Je n’ai jamais rien lu de Stephen King, contrairement à mon épouse et surtout l’une de mes filles. C’était donc une bonne occasion de faire connaissance avec cet auteur de thriller, d’autant plus que c’est un genre que nous aimons bien au cinéma.

En outre, ce 15 avril était l’anniversaire de mon épouse à la charnière de deux dizaines… Plutôt le célébrer dans une salle obscure et au resto, que de rester planté devant notre télé à écouter la « sangsue qui suce le sang du peuple » pour reprendre l’expression de Jean Anouilh dans La belle vie.

D’un vampire à l’autre, j’ai presque regretté mon choix et notre dîner a failli mal passer devant ce film d’épouvante…
Reconnaissons que les réalisateurs ont su, surtout en 1ère partie, me plonger dans l’angoisse à telle enseigne que j’avais hâte d’être à la fin du film… Admettons que cette montée d’adrénaline soit l’intérêt de ce scénario ultra violent et farfelu, sauf l’idée diabolique d’un apprenti sorcier qui, ne croyant pas en l’Au-delà,  fait revivre les morts sur terre.

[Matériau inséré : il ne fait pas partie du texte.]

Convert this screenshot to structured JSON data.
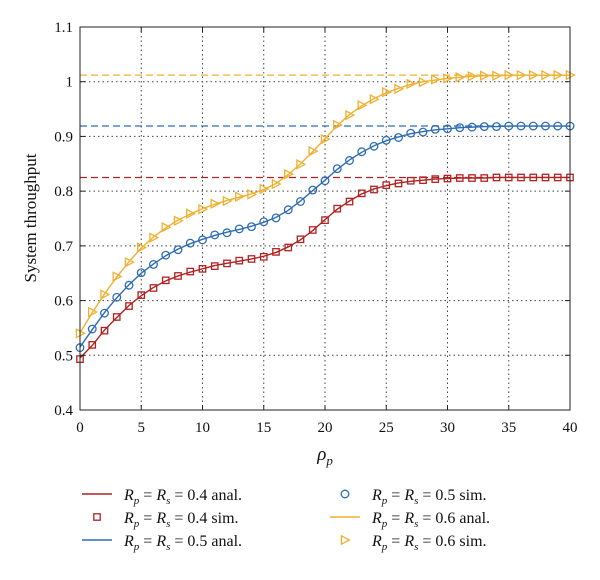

Ce même soir, le Diable, hélas, ne faisait pas du cinéma, ni au Simetierre (pourquoi cette faute, d’ailleurs soulignée par la petite Ellie ?), ni à la télévision où « Jupiter » a renoncé d’aller… Non, ce 15 avril 2019, le Diable était bien réel s’efforçant de détruire dans ses flammes la cathédrale Notre-Dame de Paris.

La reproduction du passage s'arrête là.